Я оглянулся. Все восемь были одеты в обезличивавшие их, как униформа, дешевые куртки из нейлона производства местной фабрики — такое обычно носили воспитанники ПТУ, подмастерья. Но мне показалось, где-то я их прыщавые физиономии видел. Примелькались. Очень знакомы, а не узнать. Не назвать. Не…
Тут, как иглой, я был приколот: я узнал коммунаров своих, что должны были лечь грудой трупиков из-за прекрасной идеи в подтверждение концепции худсовета.
Они потянулись ко мне молча. Я смотрел с бесстрашным спокойствием человека, у которого уже все отбито. Я был узнан. Их пальцы ухватили кожанку. Вырвали меня из нее. Восемью парами цепких мальчишеских рук я был притянут к ответу, к стволу тополя. В темноте торопились испуганно тени прохожих.

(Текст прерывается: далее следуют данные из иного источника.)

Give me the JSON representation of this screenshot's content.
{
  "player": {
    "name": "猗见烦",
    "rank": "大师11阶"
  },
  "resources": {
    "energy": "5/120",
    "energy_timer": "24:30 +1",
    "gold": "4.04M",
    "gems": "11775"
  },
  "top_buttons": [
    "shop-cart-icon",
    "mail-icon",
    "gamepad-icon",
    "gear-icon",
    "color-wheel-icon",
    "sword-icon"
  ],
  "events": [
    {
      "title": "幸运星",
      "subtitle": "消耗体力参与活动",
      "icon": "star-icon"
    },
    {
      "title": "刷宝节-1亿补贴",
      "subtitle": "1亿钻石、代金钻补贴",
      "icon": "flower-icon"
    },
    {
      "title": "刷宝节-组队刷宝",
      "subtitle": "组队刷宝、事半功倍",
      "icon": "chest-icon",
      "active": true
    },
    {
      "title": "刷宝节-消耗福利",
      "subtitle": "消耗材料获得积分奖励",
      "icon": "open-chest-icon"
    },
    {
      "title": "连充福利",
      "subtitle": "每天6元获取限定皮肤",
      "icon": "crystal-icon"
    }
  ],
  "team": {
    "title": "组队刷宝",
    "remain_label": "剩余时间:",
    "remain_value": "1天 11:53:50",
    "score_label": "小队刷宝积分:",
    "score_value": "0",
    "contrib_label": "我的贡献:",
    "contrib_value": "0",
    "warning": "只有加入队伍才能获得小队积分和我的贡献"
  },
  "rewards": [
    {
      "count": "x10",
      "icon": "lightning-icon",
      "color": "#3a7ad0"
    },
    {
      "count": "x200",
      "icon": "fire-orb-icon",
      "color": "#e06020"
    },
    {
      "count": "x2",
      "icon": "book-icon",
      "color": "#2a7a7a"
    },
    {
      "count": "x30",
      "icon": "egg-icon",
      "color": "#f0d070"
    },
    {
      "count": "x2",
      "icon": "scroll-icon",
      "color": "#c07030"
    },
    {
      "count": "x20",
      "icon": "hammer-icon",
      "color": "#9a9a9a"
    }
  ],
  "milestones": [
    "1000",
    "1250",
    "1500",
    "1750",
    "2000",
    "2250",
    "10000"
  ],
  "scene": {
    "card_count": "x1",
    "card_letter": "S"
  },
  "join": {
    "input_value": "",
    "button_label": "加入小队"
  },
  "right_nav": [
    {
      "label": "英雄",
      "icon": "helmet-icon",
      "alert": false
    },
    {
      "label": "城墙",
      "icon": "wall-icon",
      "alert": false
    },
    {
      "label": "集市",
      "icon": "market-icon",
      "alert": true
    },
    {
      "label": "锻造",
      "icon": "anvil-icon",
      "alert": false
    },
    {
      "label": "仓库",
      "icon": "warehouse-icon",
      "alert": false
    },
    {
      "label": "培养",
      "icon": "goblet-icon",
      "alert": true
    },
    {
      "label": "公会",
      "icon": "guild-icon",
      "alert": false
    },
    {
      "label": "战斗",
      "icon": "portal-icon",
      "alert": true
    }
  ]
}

Никто не поможет, понял я. Только бы бритвами не…
— Сука, — сказал мне простуженный голос.
Я узнал, не желал он захлебываться, дельфины спасали его. Тут же вспомнил. Подумал: они уцелели лишь потому, что я не отдал сценарий на телевидение… Я отказался, не стал, не смог, не захотел их добить. Я оставил им жизнь, сохранил… Вот в чем дело. Тут ошибка!.. Теперь это все несерьезно. Мы друзья.
— Друзья! — сказал я. — Постойте, все не так… — но в тот же миг получил ботинком удар по ноге, по косточке. Согнулся. Потом было много ударов. Я упал на загаженный газон городского бульвара. Пахло собачьим дерьмом.